Scorecard earnings reflect federal-aid recipients only, so high-earning debt-free graduates are excluded — reported medians can understate outcomes at some schools. Program-level earnings are noisier than institution-level figures because of smaller sample sizes.

Why federal college ROI data deserves a public-facing home

The U.S. Department of Education College Scorecard is the federal record of college cost, debt, completion, and post-graduation earnings outcomes. Every covered institution reports total cost of attendance, student-loan debt levels at graduation, completion rates by demographic, and median earnings of graduates 1, 4, 6, and 10 years after entry. The data is comprehensive, free, and updated annually.

The presentation problem is the usual one: the federal portal is built for state higher-education agency analysts, and the underlying data files run to gigabytes. A prospective student weighing whether a $40,000-per-year degree pays back, a parent comparing two state-university options, or a journalist investigating debt-to-earnings ratios at for-profit institutions needs the same data presented per-school, per-program, and per-state without a CSV download. CollegeROIData builds that layer. Every school page consolidates the Scorecard record for that institution; every state page rolls up the institutions in the state.
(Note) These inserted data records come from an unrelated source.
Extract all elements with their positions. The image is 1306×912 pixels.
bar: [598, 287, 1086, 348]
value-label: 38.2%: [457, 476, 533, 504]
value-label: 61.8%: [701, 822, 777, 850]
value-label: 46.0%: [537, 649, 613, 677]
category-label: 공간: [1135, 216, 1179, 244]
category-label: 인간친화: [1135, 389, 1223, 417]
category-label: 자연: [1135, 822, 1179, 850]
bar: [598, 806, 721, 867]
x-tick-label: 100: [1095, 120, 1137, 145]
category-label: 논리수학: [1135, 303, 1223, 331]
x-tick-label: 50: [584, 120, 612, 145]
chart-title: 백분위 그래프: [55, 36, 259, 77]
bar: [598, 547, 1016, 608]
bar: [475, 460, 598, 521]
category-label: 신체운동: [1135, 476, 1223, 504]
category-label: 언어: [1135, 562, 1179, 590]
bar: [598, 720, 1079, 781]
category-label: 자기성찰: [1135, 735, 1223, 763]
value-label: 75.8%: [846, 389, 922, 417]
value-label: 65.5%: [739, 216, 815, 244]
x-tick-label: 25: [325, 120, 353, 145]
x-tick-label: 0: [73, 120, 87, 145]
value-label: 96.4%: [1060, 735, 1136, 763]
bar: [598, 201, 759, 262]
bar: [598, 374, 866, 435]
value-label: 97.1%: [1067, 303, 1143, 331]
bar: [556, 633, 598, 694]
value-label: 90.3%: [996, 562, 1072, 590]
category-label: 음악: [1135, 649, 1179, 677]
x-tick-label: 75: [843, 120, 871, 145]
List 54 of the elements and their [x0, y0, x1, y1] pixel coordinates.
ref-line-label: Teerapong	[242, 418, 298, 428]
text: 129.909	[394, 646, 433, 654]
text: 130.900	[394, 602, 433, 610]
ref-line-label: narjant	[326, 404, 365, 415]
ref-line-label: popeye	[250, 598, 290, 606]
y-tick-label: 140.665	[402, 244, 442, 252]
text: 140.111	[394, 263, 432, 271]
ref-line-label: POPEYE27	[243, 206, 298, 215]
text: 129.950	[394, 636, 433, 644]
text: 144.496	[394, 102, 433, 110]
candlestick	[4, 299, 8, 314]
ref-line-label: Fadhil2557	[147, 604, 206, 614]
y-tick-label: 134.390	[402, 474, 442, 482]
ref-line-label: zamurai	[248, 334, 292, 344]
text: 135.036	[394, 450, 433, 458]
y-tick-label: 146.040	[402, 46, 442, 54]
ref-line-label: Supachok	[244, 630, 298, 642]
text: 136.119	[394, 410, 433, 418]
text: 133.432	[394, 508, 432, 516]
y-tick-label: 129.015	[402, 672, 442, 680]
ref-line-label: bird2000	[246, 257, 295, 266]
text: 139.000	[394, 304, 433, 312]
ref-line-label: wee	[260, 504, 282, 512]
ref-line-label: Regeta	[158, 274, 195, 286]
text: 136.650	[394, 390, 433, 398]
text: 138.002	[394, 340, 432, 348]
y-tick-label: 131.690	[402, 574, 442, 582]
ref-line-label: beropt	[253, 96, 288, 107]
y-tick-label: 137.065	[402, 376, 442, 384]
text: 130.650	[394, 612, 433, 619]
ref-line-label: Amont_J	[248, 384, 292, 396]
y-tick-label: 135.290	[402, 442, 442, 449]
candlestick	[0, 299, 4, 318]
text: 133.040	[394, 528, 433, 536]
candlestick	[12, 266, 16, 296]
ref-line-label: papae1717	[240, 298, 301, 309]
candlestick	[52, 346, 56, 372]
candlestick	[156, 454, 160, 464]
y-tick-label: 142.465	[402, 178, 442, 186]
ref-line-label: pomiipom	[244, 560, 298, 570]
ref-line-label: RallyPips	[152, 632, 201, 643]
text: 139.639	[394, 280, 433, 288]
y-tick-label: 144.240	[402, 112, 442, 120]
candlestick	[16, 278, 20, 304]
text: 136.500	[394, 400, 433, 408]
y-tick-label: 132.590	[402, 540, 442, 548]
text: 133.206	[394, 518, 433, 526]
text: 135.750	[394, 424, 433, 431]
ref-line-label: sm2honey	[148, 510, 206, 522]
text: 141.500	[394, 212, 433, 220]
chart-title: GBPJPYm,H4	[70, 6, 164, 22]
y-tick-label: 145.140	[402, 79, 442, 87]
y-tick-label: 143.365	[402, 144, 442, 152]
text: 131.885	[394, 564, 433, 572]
How the pipeline pulls Scorecard data

The pipeline pulls from the College Scorecard public API on the annual release cadence — typically a fall update covering the most recent reported cohort. The Scorecard release schedule is staggered because each metric has a different reporting lag: cost of attendance updates roughly annually; earnings outcomes carry a 4-6 year reporting lag because earnings are measured 1, 4, 6, and 10 years after entry. The site stamps the as-of date on every value so readers know which cohort year each figure reflects.

A practical detail: median earnings figures are post-tax, post-transfer wage records sourced from federal IRS tax filings linked to the Scorecard via SSN matching, with privacy suppression on small cohorts. For a school with a graduating class of 30 students in a particular program, several earnings fields can be suppressed; the page shows the institution-level aggregate where the program-level value is suppressed.
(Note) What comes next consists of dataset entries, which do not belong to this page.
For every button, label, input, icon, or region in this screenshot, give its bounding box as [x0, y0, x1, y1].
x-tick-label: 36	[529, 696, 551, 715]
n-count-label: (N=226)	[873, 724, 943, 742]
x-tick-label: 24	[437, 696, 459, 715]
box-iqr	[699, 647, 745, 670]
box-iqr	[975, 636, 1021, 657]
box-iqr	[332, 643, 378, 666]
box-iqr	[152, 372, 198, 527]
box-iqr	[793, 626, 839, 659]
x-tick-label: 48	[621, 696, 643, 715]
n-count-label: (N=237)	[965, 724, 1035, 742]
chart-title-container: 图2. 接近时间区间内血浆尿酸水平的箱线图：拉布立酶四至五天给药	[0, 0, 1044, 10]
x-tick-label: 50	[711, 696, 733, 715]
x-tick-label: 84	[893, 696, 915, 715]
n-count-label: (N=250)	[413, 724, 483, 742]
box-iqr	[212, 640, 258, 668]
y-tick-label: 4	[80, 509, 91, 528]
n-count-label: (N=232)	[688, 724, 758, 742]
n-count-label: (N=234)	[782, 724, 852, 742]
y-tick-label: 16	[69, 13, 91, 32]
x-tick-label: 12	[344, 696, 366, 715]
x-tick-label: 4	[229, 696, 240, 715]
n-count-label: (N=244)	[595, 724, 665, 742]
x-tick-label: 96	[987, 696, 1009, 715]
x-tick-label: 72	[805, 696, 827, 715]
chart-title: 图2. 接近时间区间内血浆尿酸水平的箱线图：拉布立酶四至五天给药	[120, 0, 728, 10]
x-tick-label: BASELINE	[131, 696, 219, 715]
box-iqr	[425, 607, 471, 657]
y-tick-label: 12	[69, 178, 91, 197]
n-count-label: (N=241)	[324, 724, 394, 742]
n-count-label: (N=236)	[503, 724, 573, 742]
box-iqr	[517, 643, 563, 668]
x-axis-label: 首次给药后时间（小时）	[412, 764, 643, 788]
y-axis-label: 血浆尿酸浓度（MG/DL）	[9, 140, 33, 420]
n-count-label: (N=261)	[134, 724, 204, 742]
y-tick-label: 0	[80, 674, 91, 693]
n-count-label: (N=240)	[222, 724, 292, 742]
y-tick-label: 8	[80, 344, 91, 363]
Where college ROI data has caveats

Three caveats. First, post-graduation earnings reflect the labor market at the time the cohort entered the workforce — not the current labor market. A graduate who entered the workforce in 2014 reports earnings against a different economy than a 2024 graduate would. The site notes the cohort year explicitly on every earnings figure.

Second, debt levels at graduation undercount total debt because the Scorecard reports only federal student-loan debt. Private student loans (about 8-10 percent of student debt by volume) and Parent PLUS loans are reported separately or not at all in the headline debt figure. The pages note this and link to the methodology page where the gap is explained.

Third, completion rates are calculated on first-time, full-time entrants only — which can undercount completion at institutions that serve substantial transfer or part-time populations. Community colleges and many state universities have higher real completion when transfer-in students are included than the Scorecard’s first-time-full-time figure suggests. Every figure links back to the originating Scorecard record.

Independence

CollegeROIData is an independent publication. We are not funded, owned, or directed by any of the agencies, companies, or organizations that appear in our data. Hosting is paid for by advertising — see our Privacy Policy for details — and we do not take paid placements, sponsored rankings, or "remove-my-entry" fees.

History

CollegeROIData launched in 2025 as part of a small portfolio of independent public-data sites. It has been maintained and updated continuously since.